---
title: Extract Ngrams
description: Extract n-grams from a text column for linguistic or pattern analysis.
category: Data Transforms
tags: [nlp, ngram, text analysis, tokenization, bigram, trigram]
---

# Extract Ngrams

## Description

The **Extract Ngrams** activity processes text data by extracting sequences of words (n-grams) from a selected column. This is useful for tasks involving natural language processing (NLP), pattern recognition, or feature generation for machine learning.

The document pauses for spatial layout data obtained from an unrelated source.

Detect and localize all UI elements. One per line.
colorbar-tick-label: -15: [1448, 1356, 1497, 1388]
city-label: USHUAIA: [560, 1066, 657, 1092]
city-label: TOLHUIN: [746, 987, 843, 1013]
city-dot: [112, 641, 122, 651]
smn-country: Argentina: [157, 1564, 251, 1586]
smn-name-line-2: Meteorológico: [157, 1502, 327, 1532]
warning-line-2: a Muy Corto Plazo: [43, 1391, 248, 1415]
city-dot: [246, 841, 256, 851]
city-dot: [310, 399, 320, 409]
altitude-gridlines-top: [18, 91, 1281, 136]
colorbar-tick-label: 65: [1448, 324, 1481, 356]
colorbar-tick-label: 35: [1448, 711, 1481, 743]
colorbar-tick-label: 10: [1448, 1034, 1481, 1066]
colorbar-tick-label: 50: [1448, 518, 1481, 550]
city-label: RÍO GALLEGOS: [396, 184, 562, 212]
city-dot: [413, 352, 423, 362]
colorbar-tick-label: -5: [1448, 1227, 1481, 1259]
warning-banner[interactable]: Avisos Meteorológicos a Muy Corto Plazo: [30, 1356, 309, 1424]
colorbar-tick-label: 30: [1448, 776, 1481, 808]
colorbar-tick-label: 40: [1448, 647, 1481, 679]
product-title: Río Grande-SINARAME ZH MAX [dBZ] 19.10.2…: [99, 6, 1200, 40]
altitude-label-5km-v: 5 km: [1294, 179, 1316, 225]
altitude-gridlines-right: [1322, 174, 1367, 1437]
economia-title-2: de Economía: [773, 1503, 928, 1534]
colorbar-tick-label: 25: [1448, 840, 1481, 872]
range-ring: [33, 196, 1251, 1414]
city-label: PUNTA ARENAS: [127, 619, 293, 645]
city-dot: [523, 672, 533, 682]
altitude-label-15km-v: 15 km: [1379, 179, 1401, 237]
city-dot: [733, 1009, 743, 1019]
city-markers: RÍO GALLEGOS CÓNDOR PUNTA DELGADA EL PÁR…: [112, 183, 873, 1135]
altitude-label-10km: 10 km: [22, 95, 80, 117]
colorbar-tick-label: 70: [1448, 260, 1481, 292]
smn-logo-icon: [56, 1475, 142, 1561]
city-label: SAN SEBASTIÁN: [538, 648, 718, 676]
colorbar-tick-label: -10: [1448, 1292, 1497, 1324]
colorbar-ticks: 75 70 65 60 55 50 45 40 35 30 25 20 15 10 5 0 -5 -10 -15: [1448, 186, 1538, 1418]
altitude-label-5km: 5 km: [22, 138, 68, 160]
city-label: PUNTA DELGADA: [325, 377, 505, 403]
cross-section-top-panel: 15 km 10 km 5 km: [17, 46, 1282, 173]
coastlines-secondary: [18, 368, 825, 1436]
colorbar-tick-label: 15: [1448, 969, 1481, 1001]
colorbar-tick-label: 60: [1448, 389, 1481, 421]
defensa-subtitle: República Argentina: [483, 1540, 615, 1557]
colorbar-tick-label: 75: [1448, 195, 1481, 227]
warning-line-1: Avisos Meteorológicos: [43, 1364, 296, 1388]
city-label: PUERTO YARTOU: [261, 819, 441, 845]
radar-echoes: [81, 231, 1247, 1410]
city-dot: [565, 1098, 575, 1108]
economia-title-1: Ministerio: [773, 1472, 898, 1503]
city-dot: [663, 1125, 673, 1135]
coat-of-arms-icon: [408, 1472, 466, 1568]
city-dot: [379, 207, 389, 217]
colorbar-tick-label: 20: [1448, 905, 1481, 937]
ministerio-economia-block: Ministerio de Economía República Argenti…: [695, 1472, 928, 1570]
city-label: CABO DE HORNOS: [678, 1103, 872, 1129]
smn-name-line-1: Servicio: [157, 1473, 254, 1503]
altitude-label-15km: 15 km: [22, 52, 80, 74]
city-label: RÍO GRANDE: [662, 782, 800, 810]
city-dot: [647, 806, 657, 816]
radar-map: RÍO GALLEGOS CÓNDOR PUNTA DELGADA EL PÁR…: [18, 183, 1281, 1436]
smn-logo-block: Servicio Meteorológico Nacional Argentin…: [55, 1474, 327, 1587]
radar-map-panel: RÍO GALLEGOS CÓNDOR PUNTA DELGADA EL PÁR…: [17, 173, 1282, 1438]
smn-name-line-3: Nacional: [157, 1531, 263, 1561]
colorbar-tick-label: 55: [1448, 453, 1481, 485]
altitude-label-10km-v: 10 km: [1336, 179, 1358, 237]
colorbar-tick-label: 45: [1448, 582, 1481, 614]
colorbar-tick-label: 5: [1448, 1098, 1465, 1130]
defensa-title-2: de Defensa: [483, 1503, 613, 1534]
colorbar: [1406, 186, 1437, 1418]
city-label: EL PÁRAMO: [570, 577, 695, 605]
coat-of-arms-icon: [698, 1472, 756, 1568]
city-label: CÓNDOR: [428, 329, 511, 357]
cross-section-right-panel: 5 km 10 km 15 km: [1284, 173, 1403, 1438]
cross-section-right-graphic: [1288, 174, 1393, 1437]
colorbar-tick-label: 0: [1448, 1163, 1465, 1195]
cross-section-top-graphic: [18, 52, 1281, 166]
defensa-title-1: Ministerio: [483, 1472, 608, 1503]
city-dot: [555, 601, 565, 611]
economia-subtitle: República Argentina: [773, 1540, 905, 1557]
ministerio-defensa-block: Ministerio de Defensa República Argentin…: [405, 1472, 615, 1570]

N-grams are contiguous sequences of _n_ items (typically words) in a sentence. For example:

- 2-gram (bigram): `"great product"`
- 3-gram (trigram): `"fast delivery time"`

This activity provides options to remove stop words, apply stemming, and sort terms before forming n-grams.

> **Use case**:  
> Extracting bigrams or trigrams from customer reviews, survey responses, or feedback fields for sentiment analysis or topic modeling.

---

## Input

| Type | Description                                   |
| ---- | --------------------------------------------- |
| Data | Textual data containing the column to process |

---

## Output

| Type             | Description                        |
| ---------------- | ---------------------------------- |
| Transformed Data | Table with extracted n-gram tokens |

---

## Configuration Fields

| Field Name            | Required | Description                                                                                               |
| --------------------- | -------- | --------------------------------------------------------------------------------------------------------- |
| **Column To Extract** | Yes      | Name of the column containing text to extract n-grams from. (Uses Previous Data Column Editor)            |
| **Output Method**     | Yes      | Format for outputting extracted n-grams:<ul><li>One per row</li><li>One per column</li><li>JSON</li></ul> |
| **Output Column**     | Yes      | Name of the column to store the resulting n-grams                                                         |
| **Include Original**  | No       | Whether to include the original columns in the output alongside the n-grams                               |
| **Size**              | Yes      | Number of words per n-gram (e.g., 2 = bigram, 3 = trigram)                                                |
| **Clear Stop Words**  | No       | Remove common stop words (e.g., “the”, “is”, “and”) before generating n-grams                             |
| **Stem Words**        | No       | Reduce words to their root form before generating n-grams (e.g., “running” → “run”)                       |
| **Sort Words**        | No       | Sort words alphabetically within each n-gram (e.g., “great product” → “product great”)                    |

---

## Sample Input

| ReviewID | ReviewText                       | Rating | Date       | Reviewer |
| -------- | -------------------------------- | ------ | ---------- | -------- |
| 101      | The product quality is amazing   | 5      | 2024-02-01 | Alice    |
| 102      | Great service and fast delivery  | 4      | 2024-02-02 | Bob      |
| 103      | The material is poor and fragile | 2      | 2024-02-03 | Charlie  |
| 104      | Excellent support and great help | 5      | 2024-02-04 | David    |
| 105      | Delivery was slow, but good item | 3      | 2024-02-05 | Emma     |

---

## Sample Configuration

| Field             | Value           |
| ----------------- | --------------- |
| Column To Extract | ReviewText      |
| Output Method     | One per row     |
| Output Column     | ExtractedNgrams |
| Include Original  | No              |
| Size              | 2               |
| Clear Stop Words  | Yes             |
| Stem Words        | Yes             |
| Sort Words        | No              |

<!-- ![alt text](extract-ngrams-img.png) -->

---

## Sample Output

| ExtractedNgrams   |
| ----------------- |
| product quality   |
| quality amazing   |
| great service     |
| service fast      |
| fast delivery     |
| material poor     |
| poor fragile      |
| excellent support |
| support great     |
| great help        |
| delivery slow     |
| slow good         |
| good item         |

---

> Use **Sort Words** and **Stem Words** options when generating normalized features for text clustering or classification.